At the beginning of the modeling, it was found that the AUC mean of the logistic regression model was similar to the random model in the internal 10-fold cross-validation. The result indicated that the linear generalized regression method might have a similar ability of internal stability control as the nonparametric probabilistic method. However, in the external verification, the random forest algorithm performs better and stronger external generalization ability, which is more in line with clinical application. The relationship between outcome variables and multiple indicators often cannot be parameterized by simple linear means. The same is true for the markers of breast cancer in our study, while the projection of variables to the high-dimensional space in the modeling is not completely linear. Therefore, the nonparametric method can be better fitted for the relationship between outcome variables and multiple indicators, and the importance of variables in the random forest model was also more reliable (Figure 5). In our future studies, a larger population to obtain more general data results is required to prove that the workflow is widely applicable and robust in the different cohorts.

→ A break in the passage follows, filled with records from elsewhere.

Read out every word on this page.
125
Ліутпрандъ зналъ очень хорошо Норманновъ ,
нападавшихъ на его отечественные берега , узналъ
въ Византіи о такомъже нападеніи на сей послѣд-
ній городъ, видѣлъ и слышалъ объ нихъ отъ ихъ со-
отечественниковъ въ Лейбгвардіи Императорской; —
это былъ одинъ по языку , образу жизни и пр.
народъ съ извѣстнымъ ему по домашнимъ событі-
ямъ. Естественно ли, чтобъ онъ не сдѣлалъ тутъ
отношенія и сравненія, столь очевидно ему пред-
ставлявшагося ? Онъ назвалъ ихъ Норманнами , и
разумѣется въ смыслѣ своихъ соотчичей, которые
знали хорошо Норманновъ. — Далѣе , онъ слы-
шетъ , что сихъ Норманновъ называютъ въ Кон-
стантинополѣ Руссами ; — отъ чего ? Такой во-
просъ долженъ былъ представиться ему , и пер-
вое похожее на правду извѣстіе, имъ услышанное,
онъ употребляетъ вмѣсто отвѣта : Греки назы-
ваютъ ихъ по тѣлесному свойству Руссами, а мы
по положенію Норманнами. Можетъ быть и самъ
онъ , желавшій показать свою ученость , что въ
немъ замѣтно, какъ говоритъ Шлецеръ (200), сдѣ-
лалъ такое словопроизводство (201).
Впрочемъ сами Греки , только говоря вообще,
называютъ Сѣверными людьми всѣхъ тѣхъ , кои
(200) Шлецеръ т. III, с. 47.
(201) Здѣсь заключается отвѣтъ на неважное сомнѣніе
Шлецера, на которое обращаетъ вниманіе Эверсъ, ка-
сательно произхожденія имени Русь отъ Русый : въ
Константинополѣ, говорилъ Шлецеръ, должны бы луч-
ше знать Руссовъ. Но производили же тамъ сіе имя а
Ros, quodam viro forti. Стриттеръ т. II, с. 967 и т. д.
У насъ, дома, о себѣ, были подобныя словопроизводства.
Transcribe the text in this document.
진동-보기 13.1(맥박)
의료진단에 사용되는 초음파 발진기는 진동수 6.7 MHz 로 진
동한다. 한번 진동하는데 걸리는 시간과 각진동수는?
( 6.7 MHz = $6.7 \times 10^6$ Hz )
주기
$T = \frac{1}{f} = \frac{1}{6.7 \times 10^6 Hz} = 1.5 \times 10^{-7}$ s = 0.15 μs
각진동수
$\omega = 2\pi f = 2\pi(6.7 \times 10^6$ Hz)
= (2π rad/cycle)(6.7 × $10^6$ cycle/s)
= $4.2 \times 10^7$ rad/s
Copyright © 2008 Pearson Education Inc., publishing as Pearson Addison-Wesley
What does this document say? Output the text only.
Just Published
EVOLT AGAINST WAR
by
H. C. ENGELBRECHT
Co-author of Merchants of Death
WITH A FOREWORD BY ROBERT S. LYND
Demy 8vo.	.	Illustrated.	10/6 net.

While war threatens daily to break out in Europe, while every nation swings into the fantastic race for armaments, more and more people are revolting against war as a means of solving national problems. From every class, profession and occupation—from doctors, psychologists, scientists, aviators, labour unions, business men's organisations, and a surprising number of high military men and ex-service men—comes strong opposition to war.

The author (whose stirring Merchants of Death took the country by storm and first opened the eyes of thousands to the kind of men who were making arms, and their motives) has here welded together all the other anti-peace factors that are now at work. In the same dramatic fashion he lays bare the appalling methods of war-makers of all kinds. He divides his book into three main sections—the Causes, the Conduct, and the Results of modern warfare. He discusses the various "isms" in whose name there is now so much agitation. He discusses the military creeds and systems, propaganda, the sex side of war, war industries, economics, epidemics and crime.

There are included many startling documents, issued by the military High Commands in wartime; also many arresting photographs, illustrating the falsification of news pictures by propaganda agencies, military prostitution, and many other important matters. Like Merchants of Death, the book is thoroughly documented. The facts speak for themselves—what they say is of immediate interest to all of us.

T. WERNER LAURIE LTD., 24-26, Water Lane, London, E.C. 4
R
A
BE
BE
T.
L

Our research had the following limitations. First, our study population only consisted of Chinese women patients with breast cancer. In future studies, the scope could be broadened to include other ethnicities. Second, although the sample size was relatively large, the study population was selected from one hospital, and more validation would be carried out in other research institutions.

5. Conclusions

In summary, CEA, Ca 15-3, CYFRA 21-1, FERR, and AFP were found to be elevated in nonmetastatic breast cancer patients compared with the benign breast disease controls in our study. However, no single marker of these five markers is good at identifying breast cancer from benign tumors. A diagnostic analysis workflow was established to develop a better diagnostic capability for nonmetastatic breast cancer. This workflow is also applicable to the optimization of other disease markers and diagnostic models. The predictive model showed good diagnostic performance with AUC of 0.888, sensitivity of 78.9%, and specificity of 90.1%, and it could be gradually incorporated as a support method for the diagnosis of nonmetastatic breast cancer.